«Надо понять, действия католиков — миссия или прозелитизм»

Интервью о. Максима Козлова сайту Страна.Ru.

В рамках проходившей летом дискуссии по поводу визита Папы Римского в Украину протоиерей Максим Козлов дал Стране.Ru интервью, в котором оригинально истолковал термин «каноническая территория». В связи с созданием Ватиканом своей митрополии на территории России наше издание еще раз публикует мнение протоиерея.

В уточнении, а может и в богословском и каноническом осмыслении, нуждается сегодня понятие «каноническая территория», которое последние несколько лет стало активно употребляться сначала сотрудниками Отдела внешних церковных связей, а потом и православными публицистами, пишущими на тему отношений к инославным конфессиям: от Римско-Католической Церкви до тоталитарных сект.
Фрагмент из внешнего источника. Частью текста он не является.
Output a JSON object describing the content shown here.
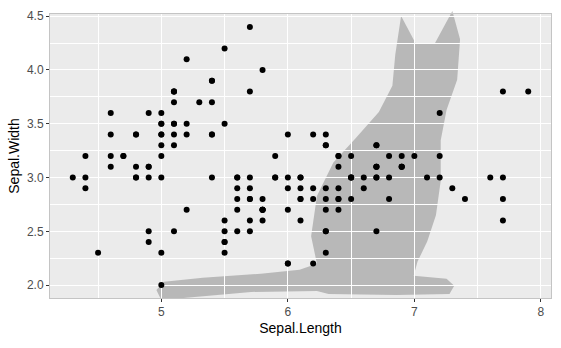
{
  "chart_data": {
    "type": "scatter",
    "x_label": "Sepal.Length",
    "y_label": "Sepal.Width",
    "color": "#000000",
    "marker": "circle",
    "grid": true,
    "xlim": [
      4.12,
      8.08
    ],
    "ylim": [
      1.88,
      4.52
    ],
    "xticks": [
      5,
      6,
      7,
      8
    ],
    "yticks": [
      {
        "value": 2,
        "label": "2.0"
      },
      2.5,
      {
        "value": 3,
        "label": "3.0"
      },
      3.5,
      {
        "value": 4,
        "label": "4.0"
      },
      4.5
    ],
    "x": [
      5.1,
      4.9,
      4.7,
      4.6,
      5.0,
      5.4,
      4.6,
      5.0,
      4.4,
      4.9,
      5.4,
      4.8,
      4.8,
      4.3,
      5.8,
      5.7,
      5.4,
      5.1,
      5.7,
      5.1,
      5.4,
      5.1,
      4.6,
      5.1,
      4.8,
      5.0,
      5.0,
      5.2,
      5.2,
      4.7,
      4.8,
      5.4,
      5.2,
      5.5,
      4.9,
      5.0,
      5.5,
      4.9,
      4.4,
      5.1,
      5.0,
      4.5,
      4.4,
      5.0,
      5.1,
      4.8,
      5.1,
      4.6,
      5.3,
      5.0,
      7.0,
      6.4,
      6.9,
      5.5,
      6.5,
      5.7,
      6.3,
      4.9,
      6.6,
      5.2,
      5.0,
      5.9,
      6.0,
      6.1,
      5.6,
      6.7,
      5.6,
      5.8,
      6.2,
      5.6,
      5.9,
      6.1,
      6.3,
      6.1,
      6.4,
      6.6,
      6.8,
      6.7,
      6.0,
      5.7,
      5.5,
      5.5,
      5.8,
      6.0,
      5.4,
      6.0,
      6.7,
      6.3,
      5.6,
      5.5,
      5.5,
      6.1,
      5.8,
      5.0,
      5.6,
      5.7,
      5.7,
      6.2,
      5.1,
      5.7,
      6.3,
      5.8,
      7.1,
      6.3,
      6.5,
      7.6,
      4.9,
      7.3,
      6.7,
      7.2,
      6.5,
      6.4,
      6.8,
      5.7,
      5.8,
      6.4,
      6.5,
      7.7,
      7.7,
      6.0,
      6.9,
      5.6,
      7.7,
      6.3,
      6.7,
      7.2,
      6.2,
      6.1,
      6.4,
      7.2,
      7.4,
      7.9,
      6.4,
      6.3,
      6.1,
      7.7,
      6.3,
      6.4,
      6.0,
      6.9,
      6.7,
      6.9,
      5.8,
      6.8,
      6.7,
      6.7,
      6.3,
      6.5,
      6.2,
      5.9
    ],
    "values": [
      3.5,
      3.0,
      3.2,
      3.1,
      3.6,
      3.9,
      3.4,
      3.4,
      2.9,
      3.1,
      3.7,
      3.4,
      3.0,
      3.0,
      4.0,
      4.4,
      3.9,
      3.5,
      3.8,
      3.8,
      3.4,
      3.7,
      3.6,
      3.3,
      3.4,
      3.0,
      3.4,
      3.5,
      3.4,
      3.2,
      3.1,
      3.4,
      4.1,
      4.2,
      3.1,
      3.2,
      3.5,
      3.6,
      3.0,
      3.4,
      3.5,
      2.3,
      3.2,
      3.5,
      3.8,
      3.0,
      3.8,
      3.2,
      3.7,
      3.3,
      3.2,
      3.2,
      3.1,
      2.3,
      2.8,
      2.8,
      3.3,
      2.4,
      2.9,
      2.7,
      2.0,
      3.0,
      2.2,
      2.9,
      2.9,
      3.1,
      3.0,
      2.7,
      2.2,
      2.5,
      3.2,
      2.8,
      2.5,
      2.8,
      2.9,
      3.0,
      2.8,
      3.0,
      2.9,
      2.6,
      2.4,
      2.4,
      2.7,
      2.7,
      3.0,
      3.4,
      3.1,
      2.3,
      3.0,
      2.5,
      2.6,
      3.0,
      2.6,
      2.3,
      2.7,
      3.0,
      2.9,
      2.9,
      2.5,
      2.8,
      3.3,
      2.7,
      3.0,
      2.9,
      3.0,
      3.0,
      2.5,
      2.9,
      2.5,
      3.6,
      3.2,
      2.7,
      3.0,
      2.5,
      2.8,
      3.2,
      3.0,
      3.8,
      2.6,
      2.2,
      3.2,
      2.8,
      2.8,
      2.7,
      3.3,
      3.2,
      2.8,
      3.0,
      2.8,
      3.0,
      2.8,
      3.8,
      2.8,
      2.8,
      2.6,
      3.0,
      3.4,
      3.1,
      3.0,
      3.1,
      3.1,
      3.1,
      2.7,
      3.2,
      3.3,
      3.0,
      2.5,
      3.0,
      3.4,
      3.0
    ]
  }
}
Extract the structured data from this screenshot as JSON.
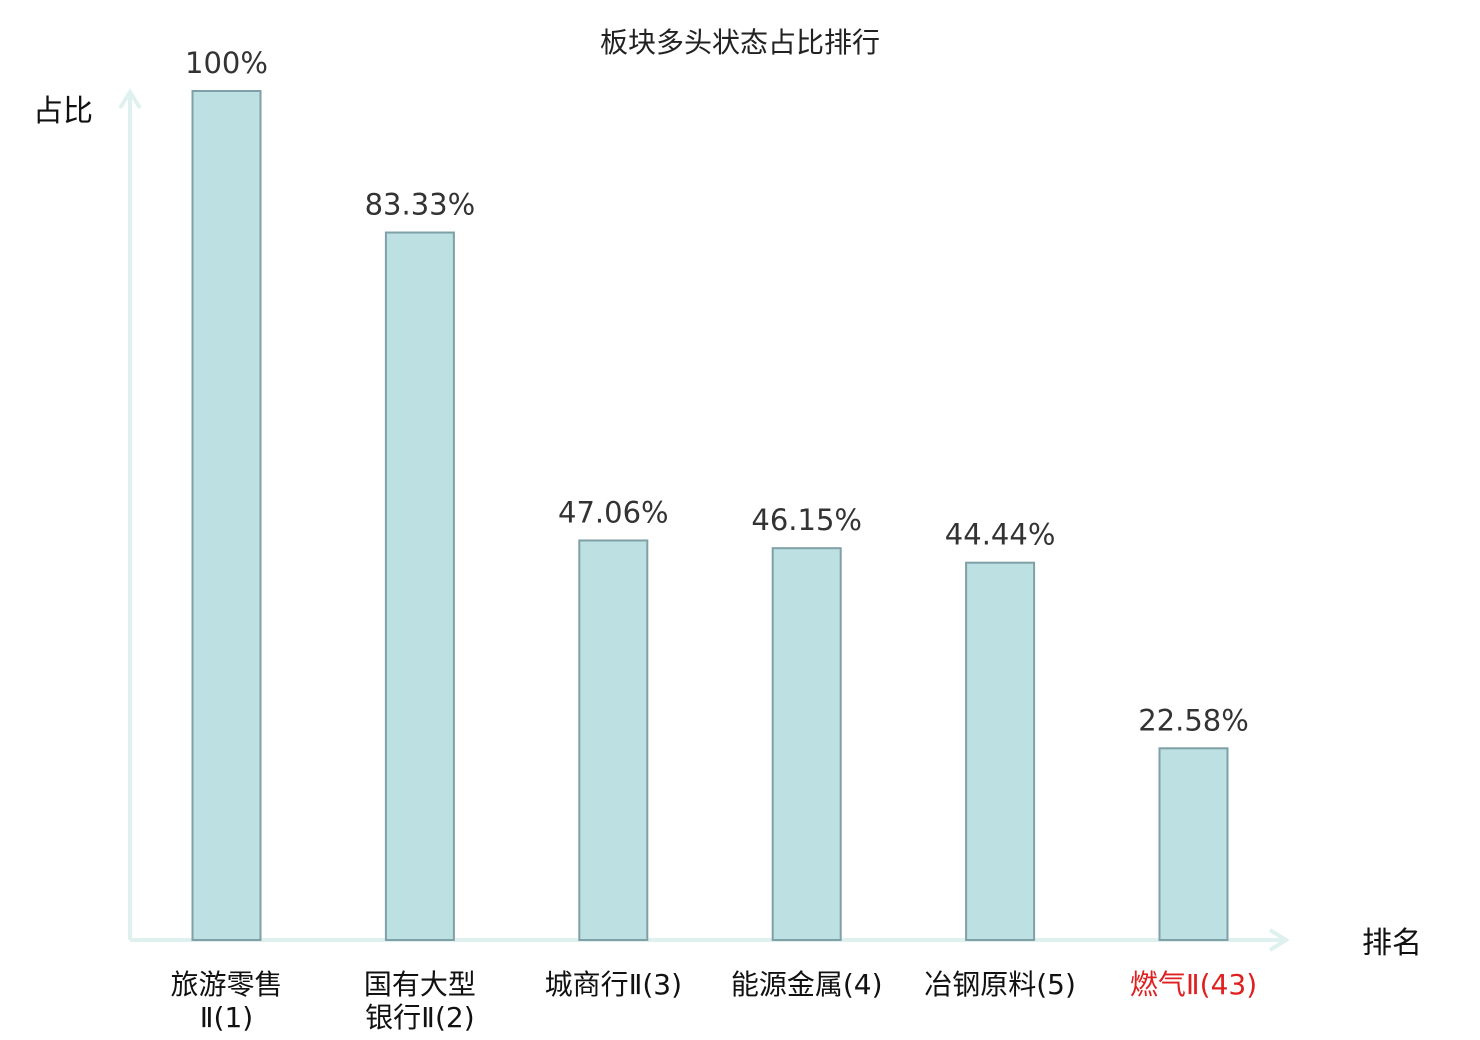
{
  "chart_data": {
    "type": "bar",
    "title": "板块多头状态占比排行",
    "ylabel": "占比",
    "xlabel": "排名",
    "ylim": [
      0,
      100
    ],
    "grid": false,
    "categories": [
      "旅游零售Ⅱ(1)",
      "国有大型银行Ⅱ(2)",
      "城商行Ⅱ(3)",
      "能源金属(4)",
      "冶钢原料(5)",
      "燃气Ⅱ(43)"
    ],
    "category_lines": [
      [
        "旅游零售",
        "Ⅱ(1)"
      ],
      [
        "国有大型",
        "银行Ⅱ(2)"
      ],
      [
        "城商行Ⅱ(3)"
      ],
      [
        "能源金属(4)"
      ],
      [
        "冶钢原料(5)"
      ],
      [
        "燃气Ⅱ(43)"
      ]
    ],
    "values": [
      100,
      83.33,
      47.06,
      46.15,
      44.44,
      22.58
    ],
    "value_labels": [
      "100%",
      "83.33%",
      "47.06%",
      "46.15%",
      "44.44%",
      "22.58%"
    ],
    "highlight_index": 5,
    "colors": {
      "bar_fill": "#bde0e3",
      "bar_stroke": "#7fa0a6",
      "axis": "#dff1ee",
      "highlight_label": "#e02020"
    }
  }
}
Действительно, понятие канонической территории в полном смысле корректно употреблять по отношению к межправославным связям и статусам поместных Церквей, к древнему церковному принципу, который, к сожалению, ныне так часто не соблюдается: когда в одном городе должен быть один епископ, а в одной стране — одна юрисдикция, а не пять православных епископов, как в Нью-Йорке, не двое или трое, как в Париже.
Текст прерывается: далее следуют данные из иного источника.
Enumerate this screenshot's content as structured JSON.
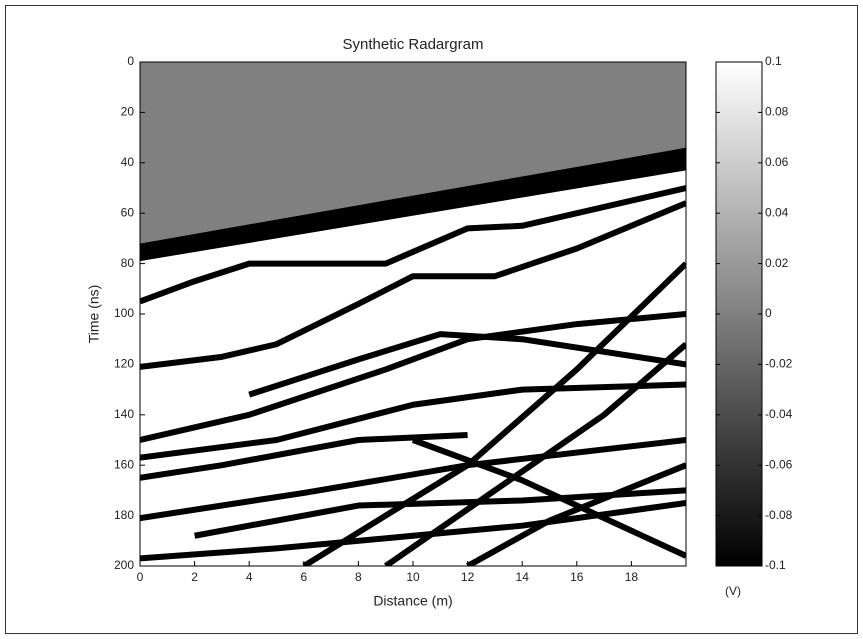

Что же касается понятия «каноническая территория» по отношению к инославному миру, она даже и богословски представляется, по крайней мере, двусмысленной. Из нее исходит то, что мы де-факто признаем полноценность церковности в этих отпавших от Церкви сообществах, если по отношению к ним предполагаем руководствоваться тем же самым каноническим правом или некоторыми его основами.

Мы тем самым допускаем, что эта «остаточная», «ущербная» или некая иная церковность у католиков, англикан или протестантов настолько серьезно рассматриваема нами, что мы готовы с ними поделить мир на некоторые географические распространения, подобно тому как мы делаем это с поместными Православными Церквами.
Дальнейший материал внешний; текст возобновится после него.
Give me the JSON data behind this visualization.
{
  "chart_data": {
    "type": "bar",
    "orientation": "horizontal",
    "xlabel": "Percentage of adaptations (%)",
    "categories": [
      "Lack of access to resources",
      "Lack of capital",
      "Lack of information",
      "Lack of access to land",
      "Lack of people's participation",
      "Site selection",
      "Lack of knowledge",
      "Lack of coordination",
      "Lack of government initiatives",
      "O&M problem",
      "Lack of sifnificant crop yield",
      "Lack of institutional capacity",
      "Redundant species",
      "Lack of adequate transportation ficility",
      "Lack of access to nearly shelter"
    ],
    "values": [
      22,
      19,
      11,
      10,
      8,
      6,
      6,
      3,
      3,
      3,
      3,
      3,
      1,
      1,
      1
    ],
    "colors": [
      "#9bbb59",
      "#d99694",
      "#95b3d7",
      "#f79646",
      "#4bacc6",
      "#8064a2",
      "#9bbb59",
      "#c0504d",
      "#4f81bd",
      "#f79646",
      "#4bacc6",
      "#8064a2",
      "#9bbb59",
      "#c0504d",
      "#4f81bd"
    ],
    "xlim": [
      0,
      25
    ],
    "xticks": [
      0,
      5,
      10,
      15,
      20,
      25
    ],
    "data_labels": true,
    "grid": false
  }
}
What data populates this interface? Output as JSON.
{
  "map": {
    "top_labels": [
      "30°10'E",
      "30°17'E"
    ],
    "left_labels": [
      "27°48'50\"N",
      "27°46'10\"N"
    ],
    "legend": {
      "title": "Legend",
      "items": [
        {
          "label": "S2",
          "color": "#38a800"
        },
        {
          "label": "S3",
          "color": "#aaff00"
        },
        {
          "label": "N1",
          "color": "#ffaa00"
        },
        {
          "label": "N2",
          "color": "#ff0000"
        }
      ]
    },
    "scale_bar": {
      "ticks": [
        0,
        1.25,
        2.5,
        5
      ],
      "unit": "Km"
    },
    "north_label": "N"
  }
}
Как мне кажется, и экклеозеологически это скорее ведет к выводам сомнительного свойства, чем к позитивным. Мы же не можем, исходя из понятия «канонические территории», отказаться от миссии в инославных странах. Скорее мы должны говорить не о невозможности такого рода миссий, а о методах: чтобы это была миссия, а не прозелитизм. И вот здесь, скорее всего, нам и нужно провести грань и поставить знаки вопроса.

Например, то, чем сейчас занимаются католики на территориях России, Украины, других стран Восточной и Центральной Европы,— это миссия или это прозелитизм? То есть попытка отторжения от других христианских сообществ — в данном случае прежде всего от Православной Церкви — христиан, которые до того худо или бедно в силу бытовой традиции или в силу осознанного мировоззрения осознавали себя членами этой Церкви, православными христианами, а теперь по разным побуждениям националистического, политического и уж в последнюю очередь конфессионального свойства вынуждены, выходит, стать римокатоликами.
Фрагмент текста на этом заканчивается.